Two cancer drugs from Blueprint Medicines (BPMC 1.85%) were approved by the FDA this year. That kind of great news usually makes biotech stocks spike dramatically. But in the year of COVID-19, the market response to Blueprint's striking success seems rather muted. That might be because Blueprint elected to sell half the rights to its lung cancer drug to Roche (RHHBY 1.07%) back in July, prior to the FDA approval. While that might have been a smart move at the time, in retrospect the company would have done better to wait for the good news. Nonetheless, this dual approval from the FDA certainly validates the company's science. And the Roche deal wasn't bad -- Blueprint sacrificed some future wealth to put cash in the bank now, and the partnership will mean immediate opportunities to ramp up sales and marketing. When Blueprint starts reporting major drug revenues next year, the stock should take off.

5. BridgeBio Pharma

What's fascinating about gene therapy is the possibility that a company might actually find a cure for an awful disease. Unfortunately, if only a tiny number of people have a disease, there's not much of a market opportunity for drugmakers. So a lot of wonderful academic research has just been sitting on the shelf.
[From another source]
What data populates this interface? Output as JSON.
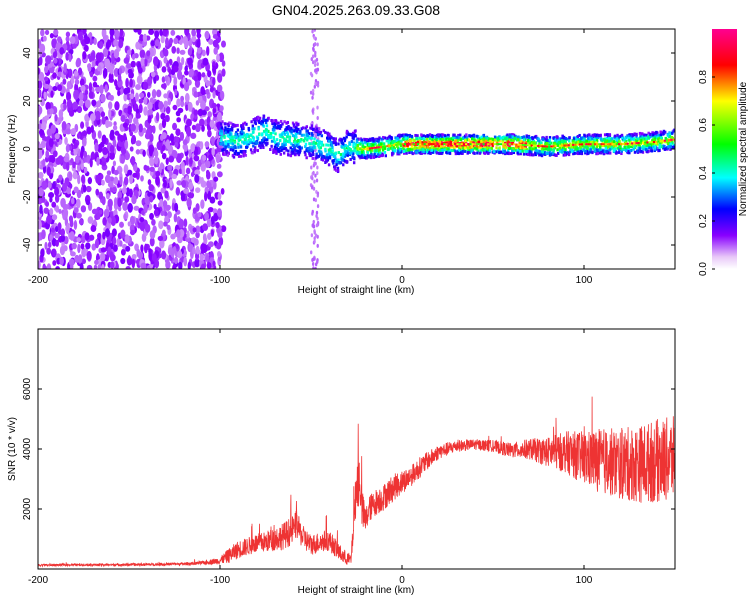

BridgeBio has figured out a way to finance this research and turn it into actual treatments, approaching the field like venture capitalists and making small investments in multiple biotech start-ups. "The most common outcome is going to be failure," as the company says in a video -- but several small investments made very early can lead to a few huge winners. For instance, BridgeBio invested $1 million in Eidos Therapeutics (EIDX) in 2016, and then later bought 63% of the company for almost $75 million. That company is now valued at $3 billion. You might think the stock market would be wildly enthusiastic about BridgeBio's plan to merge scientific research with finance theory. But the COVID-19 scare has been distracting, and BridgeBio investors only have a 26% gain for the year.

Under the radar now, but not for long ...  

Sooner or later, we'll have a vaccine for COVID-19, and the disease that has sent the world into quarantine will at last recede in importance. When that happens, the stock market might start to notice some of the incredible scientific advances all these other biotechs are making.

It might be a good idea to make small investments now, while nobody is talking about these stocks. All of these companies are doing great. It's just the stocks that are cold right now.